Some travel agencies have noticed the increased spending. “Our year-on-year performance has increased consistently for the past three years,” says Sue Chapman, head of e-commerce at U.K.-based Co-operative Travel. “The average booking value is rising and repeat business is high, showing that customer loyalty is more important than ever.”
Until last year, online travel growth trailed that of online retail in the United Kingdom. In 2010, online travel sales increased 11% year over year, compared with 18% for e-retail, and in 2011 online travel sales increased 7% year over year, compared with 16% for e-retail, Capgemeni and IMRG say.

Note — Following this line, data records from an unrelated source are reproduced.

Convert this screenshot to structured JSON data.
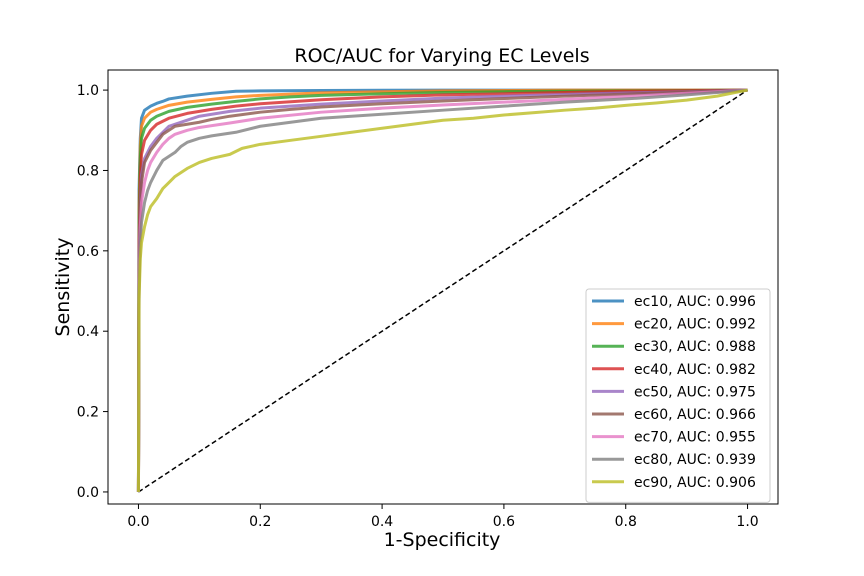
{
  "chart_data": {
    "type": "line",
    "title": "ROC/AUC for Varying EC Levels",
    "xlabel": "1-Specificity",
    "ylabel": "Sensitivity",
    "xlim": [
      -0.05,
      1.05
    ],
    "ylim": [
      -0.03,
      1.05
    ],
    "xticks": [
      "0.0",
      "0.2",
      "0.4",
      "0.6",
      "0.8",
      "1.0"
    ],
    "yticks": [
      "0.0",
      "0.2",
      "0.4",
      "0.6",
      "0.8",
      "1.0"
    ],
    "grid": false,
    "legend_position": "lower-right",
    "diagonal": {
      "x": [
        0,
        1
      ],
      "y": [
        0,
        1
      ],
      "style": "dashed",
      "color": "#000000"
    },
    "series": [
      {
        "name": "ec10, AUC: 0.996",
        "color": "#1f77b4",
        "x": [
          0,
          0.001,
          0.003,
          0.005,
          0.01,
          0.02,
          0.03,
          0.04,
          0.05,
          0.08,
          0.12,
          0.16,
          0.2,
          0.3,
          0.5,
          1.0
        ],
        "y": [
          0,
          0.75,
          0.88,
          0.93,
          0.95,
          0.96,
          0.967,
          0.972,
          0.978,
          0.985,
          0.992,
          0.997,
          0.998,
          0.999,
          1.0,
          1.0
        ]
      },
      {
        "name": "ec20, AUC: 0.992",
        "color": "#ff7f0e",
        "x": [
          0,
          0.001,
          0.003,
          0.005,
          0.01,
          0.02,
          0.03,
          0.05,
          0.08,
          0.12,
          0.16,
          0.2,
          0.25,
          0.3,
          0.4,
          0.5,
          0.7,
          1.0
        ],
        "y": [
          0,
          0.7,
          0.86,
          0.91,
          0.93,
          0.945,
          0.952,
          0.962,
          0.97,
          0.977,
          0.983,
          0.987,
          0.99,
          0.993,
          0.996,
          0.998,
          1.0,
          1.0
        ]
      },
      {
        "name": "ec30, AUC: 0.988",
        "color": "#2ca02c",
        "x": [
          0,
          0.001,
          0.003,
          0.005,
          0.01,
          0.02,
          0.03,
          0.05,
          0.08,
          0.12,
          0.16,
          0.2,
          0.25,
          0.3,
          0.4,
          0.5,
          0.6,
          0.8,
          1.0
        ],
        "y": [
          0,
          0.68,
          0.83,
          0.88,
          0.905,
          0.925,
          0.935,
          0.947,
          0.957,
          0.965,
          0.972,
          0.978,
          0.983,
          0.987,
          0.991,
          0.994,
          0.996,
          0.998,
          1.0
        ]
      },
      {
        "name": "ec40, AUC: 0.982",
        "color": "#d62728",
        "x": [
          0,
          0.001,
          0.003,
          0.005,
          0.01,
          0.02,
          0.03,
          0.05,
          0.08,
          0.12,
          0.16,
          0.2,
          0.3,
          0.4,
          0.5,
          0.6,
          0.7,
          0.8,
          1.0
        ],
        "y": [
          0,
          0.62,
          0.78,
          0.84,
          0.875,
          0.9,
          0.915,
          0.93,
          0.942,
          0.952,
          0.96,
          0.966,
          0.976,
          0.983,
          0.988,
          0.991,
          0.994,
          0.997,
          1.0
        ]
      },
      {
        "name": "ec50, AUC: 0.975",
        "color": "#9467bd",
        "x": [
          0,
          0.001,
          0.003,
          0.005,
          0.01,
          0.02,
          0.03,
          0.04,
          0.05,
          0.08,
          0.1,
          0.15,
          0.2,
          0.3,
          0.4,
          0.5,
          0.6,
          0.7,
          0.8,
          0.9,
          1.0
        ],
        "y": [
          0,
          0.58,
          0.72,
          0.79,
          0.83,
          0.86,
          0.88,
          0.895,
          0.91,
          0.925,
          0.935,
          0.947,
          0.955,
          0.965,
          0.973,
          0.98,
          0.985,
          0.989,
          0.993,
          0.996,
          1.0
        ]
      },
      {
        "name": "ec60, AUC: 0.966",
        "color": "#8c564b",
        "x": [
          0,
          0.001,
          0.003,
          0.005,
          0.01,
          0.02,
          0.03,
          0.04,
          0.05,
          0.06,
          0.08,
          0.1,
          0.12,
          0.15,
          0.2,
          0.25,
          0.3,
          0.4,
          0.5,
          0.6,
          0.7,
          0.8,
          0.9,
          1.0
        ],
        "y": [
          0,
          0.55,
          0.7,
          0.77,
          0.82,
          0.85,
          0.87,
          0.89,
          0.9,
          0.91,
          0.915,
          0.92,
          0.927,
          0.935,
          0.945,
          0.952,
          0.958,
          0.966,
          0.973,
          0.979,
          0.985,
          0.99,
          0.995,
          1.0
        ]
      },
      {
        "name": "ec70, AUC: 0.955",
        "color": "#e377c2",
        "x": [
          0,
          0.001,
          0.003,
          0.005,
          0.01,
          0.015,
          0.02,
          0.03,
          0.04,
          0.05,
          0.06,
          0.08,
          0.1,
          0.15,
          0.2,
          0.3,
          0.4,
          0.5,
          0.6,
          0.7,
          0.8,
          0.9,
          1.0
        ],
        "y": [
          0,
          0.52,
          0.66,
          0.72,
          0.77,
          0.8,
          0.82,
          0.845,
          0.865,
          0.88,
          0.89,
          0.9,
          0.907,
          0.918,
          0.93,
          0.945,
          0.955,
          0.963,
          0.97,
          0.977,
          0.984,
          0.992,
          1.0
        ]
      },
      {
        "name": "ec80, AUC: 0.939",
        "color": "#7f7f7f",
        "x": [
          0,
          0.001,
          0.003,
          0.005,
          0.01,
          0.015,
          0.02,
          0.03,
          0.04,
          0.05,
          0.06,
          0.07,
          0.08,
          0.1,
          0.12,
          0.16,
          0.2,
          0.25,
          0.3,
          0.4,
          0.5,
          0.6,
          0.7,
          0.8,
          0.9,
          1.0
        ],
        "y": [
          0,
          0.5,
          0.62,
          0.67,
          0.72,
          0.75,
          0.77,
          0.8,
          0.825,
          0.835,
          0.845,
          0.86,
          0.87,
          0.88,
          0.886,
          0.895,
          0.91,
          0.92,
          0.93,
          0.94,
          0.95,
          0.96,
          0.97,
          0.978,
          0.988,
          1.0
        ]
      },
      {
        "name": "ec90, AUC: 0.906",
        "color": "#bcbd22",
        "x": [
          0,
          0.001,
          0.003,
          0.005,
          0.01,
          0.015,
          0.02,
          0.03,
          0.04,
          0.05,
          0.06,
          0.08,
          0.1,
          0.12,
          0.15,
          0.17,
          0.2,
          0.25,
          0.3,
          0.35,
          0.4,
          0.45,
          0.5,
          0.55,
          0.6,
          0.65,
          0.7,
          0.75,
          0.8,
          0.85,
          0.9,
          0.95,
          1.0
        ],
        "y": [
          0,
          0.48,
          0.58,
          0.62,
          0.66,
          0.69,
          0.71,
          0.73,
          0.755,
          0.77,
          0.785,
          0.805,
          0.82,
          0.83,
          0.84,
          0.855,
          0.865,
          0.875,
          0.885,
          0.895,
          0.905,
          0.915,
          0.925,
          0.93,
          0.938,
          0.944,
          0.95,
          0.955,
          0.962,
          0.968,
          0.975,
          0.985,
          1.0
        ]
      }
    ]
  }
}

“Although the economic outlook remains uncertain, the online travel sector has performed far better in 2012 than the past few years, so we may be seeing a return to some degree of normality,” says Tina Spooner, chief information officer at IMRG. “That said, consumer confidence in 2012 did receive an uncommon boost by the Olympics and Diamond Jubilee, so it will be interesting to see if this resurgence for online travel continues in 2013.” The Diamond Jubilee was a nationwide celebration of the 60-year anniversary of Queen Elizabeth II’s reign, held in June 2012.
Capgemini and IMRG predict that U.K. e-commerce will grow slightly less this year compared with last, 12% year over year rather than 14%.